Sen. Ron Wyden (Yuri Gripas/Reuters)
With activist opposition growing, and lobbyists (worried about that opposition)
signalling they would be willing to see changes in anti-piracy Internet legislation, a bipartisan group of law makers is proposing an alternative. The Stop Online Piracy Act in the House and Protect I.P. Act in the Senate are broadly written and potentially disastrous for online communities and Internet entrepreneurs. With the best chance to derail the fast track that Senate leadership had PIPA on, the lawmakers have issued a
new proposal.
This proposal would recognize the problem of international piracy for what it is—an international commerce issue—and put investigative and enforcement recommendation power in the hands of the U.S. International Trade Commission, which "regulates imports of foreign goods that benefit from unfair trade advantages."

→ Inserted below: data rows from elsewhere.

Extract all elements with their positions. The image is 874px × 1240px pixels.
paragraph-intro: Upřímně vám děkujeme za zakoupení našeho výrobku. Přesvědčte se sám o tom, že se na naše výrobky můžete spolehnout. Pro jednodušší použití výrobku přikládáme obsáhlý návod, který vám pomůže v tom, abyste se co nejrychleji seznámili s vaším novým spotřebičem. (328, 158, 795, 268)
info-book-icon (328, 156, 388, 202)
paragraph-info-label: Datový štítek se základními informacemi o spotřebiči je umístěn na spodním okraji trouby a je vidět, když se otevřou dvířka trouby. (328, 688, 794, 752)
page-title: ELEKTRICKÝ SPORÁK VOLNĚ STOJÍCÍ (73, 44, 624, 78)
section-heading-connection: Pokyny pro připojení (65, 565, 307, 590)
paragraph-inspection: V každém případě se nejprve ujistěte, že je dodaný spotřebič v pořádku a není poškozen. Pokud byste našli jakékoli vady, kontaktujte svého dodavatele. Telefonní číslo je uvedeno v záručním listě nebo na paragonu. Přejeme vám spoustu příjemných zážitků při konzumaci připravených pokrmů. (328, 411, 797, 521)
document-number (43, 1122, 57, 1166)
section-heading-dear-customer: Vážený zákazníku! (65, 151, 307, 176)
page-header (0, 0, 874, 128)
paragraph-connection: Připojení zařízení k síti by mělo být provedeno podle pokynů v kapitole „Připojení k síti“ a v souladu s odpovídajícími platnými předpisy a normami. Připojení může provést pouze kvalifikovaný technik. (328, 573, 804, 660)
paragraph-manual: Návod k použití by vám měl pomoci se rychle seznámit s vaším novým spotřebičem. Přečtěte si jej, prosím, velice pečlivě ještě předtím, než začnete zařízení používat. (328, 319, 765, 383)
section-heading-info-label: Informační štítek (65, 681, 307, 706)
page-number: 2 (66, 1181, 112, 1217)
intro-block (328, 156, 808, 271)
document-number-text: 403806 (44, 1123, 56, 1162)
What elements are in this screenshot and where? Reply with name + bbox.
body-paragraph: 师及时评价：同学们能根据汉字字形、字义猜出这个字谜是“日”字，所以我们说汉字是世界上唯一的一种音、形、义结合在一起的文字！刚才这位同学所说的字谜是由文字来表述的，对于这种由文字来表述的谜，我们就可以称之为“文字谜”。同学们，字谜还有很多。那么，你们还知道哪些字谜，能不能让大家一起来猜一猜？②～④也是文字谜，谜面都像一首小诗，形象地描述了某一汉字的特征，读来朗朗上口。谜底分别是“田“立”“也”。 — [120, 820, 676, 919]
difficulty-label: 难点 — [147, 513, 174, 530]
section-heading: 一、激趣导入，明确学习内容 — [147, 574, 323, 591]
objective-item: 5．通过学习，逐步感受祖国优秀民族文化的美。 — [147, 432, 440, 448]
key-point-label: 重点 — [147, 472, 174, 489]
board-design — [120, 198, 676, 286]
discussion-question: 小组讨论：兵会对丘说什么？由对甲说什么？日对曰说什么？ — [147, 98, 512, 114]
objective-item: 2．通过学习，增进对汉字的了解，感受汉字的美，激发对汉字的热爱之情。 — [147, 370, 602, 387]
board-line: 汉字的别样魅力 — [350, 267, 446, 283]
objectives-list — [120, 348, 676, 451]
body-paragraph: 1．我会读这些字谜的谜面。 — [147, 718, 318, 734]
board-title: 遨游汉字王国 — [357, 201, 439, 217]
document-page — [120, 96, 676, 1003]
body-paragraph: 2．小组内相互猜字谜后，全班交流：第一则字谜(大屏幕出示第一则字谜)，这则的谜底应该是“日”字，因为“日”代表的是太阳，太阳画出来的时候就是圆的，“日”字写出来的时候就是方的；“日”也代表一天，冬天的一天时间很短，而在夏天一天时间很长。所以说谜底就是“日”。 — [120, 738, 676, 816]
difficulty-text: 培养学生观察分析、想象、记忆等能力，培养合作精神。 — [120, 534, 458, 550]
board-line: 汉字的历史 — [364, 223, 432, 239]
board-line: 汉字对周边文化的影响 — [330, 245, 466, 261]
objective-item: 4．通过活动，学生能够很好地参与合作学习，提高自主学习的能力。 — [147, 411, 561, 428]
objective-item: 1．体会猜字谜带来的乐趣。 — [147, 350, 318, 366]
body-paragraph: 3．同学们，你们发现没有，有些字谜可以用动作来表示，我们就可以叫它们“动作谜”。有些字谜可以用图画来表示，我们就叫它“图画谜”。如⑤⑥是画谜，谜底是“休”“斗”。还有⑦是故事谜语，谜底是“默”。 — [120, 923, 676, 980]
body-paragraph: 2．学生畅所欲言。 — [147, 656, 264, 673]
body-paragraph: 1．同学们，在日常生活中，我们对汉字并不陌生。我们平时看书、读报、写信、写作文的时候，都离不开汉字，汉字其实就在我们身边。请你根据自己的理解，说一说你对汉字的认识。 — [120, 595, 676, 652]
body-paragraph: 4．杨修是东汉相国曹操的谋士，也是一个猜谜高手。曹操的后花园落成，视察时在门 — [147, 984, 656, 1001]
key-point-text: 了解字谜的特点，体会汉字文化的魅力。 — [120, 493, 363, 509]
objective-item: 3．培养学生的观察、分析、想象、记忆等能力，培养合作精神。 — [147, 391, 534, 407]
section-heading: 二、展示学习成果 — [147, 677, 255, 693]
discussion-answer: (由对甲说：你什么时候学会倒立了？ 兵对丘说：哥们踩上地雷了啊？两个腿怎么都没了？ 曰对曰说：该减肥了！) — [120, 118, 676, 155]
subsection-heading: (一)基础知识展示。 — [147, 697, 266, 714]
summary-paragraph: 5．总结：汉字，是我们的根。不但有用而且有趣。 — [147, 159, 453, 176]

[F]or months lawmakers have been wrangling over a foreign piracy bill without resorting to trade policy. Both chambers have put forth legislation, dubbed the "Stop Online Piracy Act," in the House, which would allow the Department of Justice to determine which individual foreign websites are "primarily dedicated" to piracy and shut them down if they are using a U.S.-based hosting service. It would also allow American movie studios and other copyright owners to demand that U.S.-based web hosting companies bring down entire domains if they believe that domain is "primarily dedicated to piracy." A web hosting service could challenge this demand, and the dispute would then be decided in court. [...]
Late on Thursday, a handful of tech- and free-speech friendly lawmakers delivered the outline of a counterproposal. Instead of private corporations having the ability to bring down websites, they would be able to lodge a formal complaint with the U.S. International Trade Commission. The ITC would then conduct an inquiry into the website's activity, and recommend whether or not to rule the site an unfair import. If the ITC ruled against the site, American payment processors and advertisers would be barred from doing business with the site -- but no DNS blocking would be deployed, and the website would remain intact, albeit cut off from American funds like other rogue foreign operations.
The framework for the counterproposal was put forth by Sens. Ron Wyden (D-Ore.), Jerry Moran (R-Kan.), Maria Cantwell (D-Wash.), Rand Paul (R-Ky.) and Mark Warner (D-Va.) joined with Reps. Anna Eshoo (D-Calif.), Zoe Lofgren (D-Calif.), Darrell Issa (R-Calif.), Jason Chaffetz (R-Utah), Lloyd Doggett (D-Texas) and John Campbell (R-Calif.).
Wyden envisions this discussion draft being the basis for entirely rewritten legislation, which would involve “[m]uch more discussion between folks on the content side and technology companies" to "strike a better balance."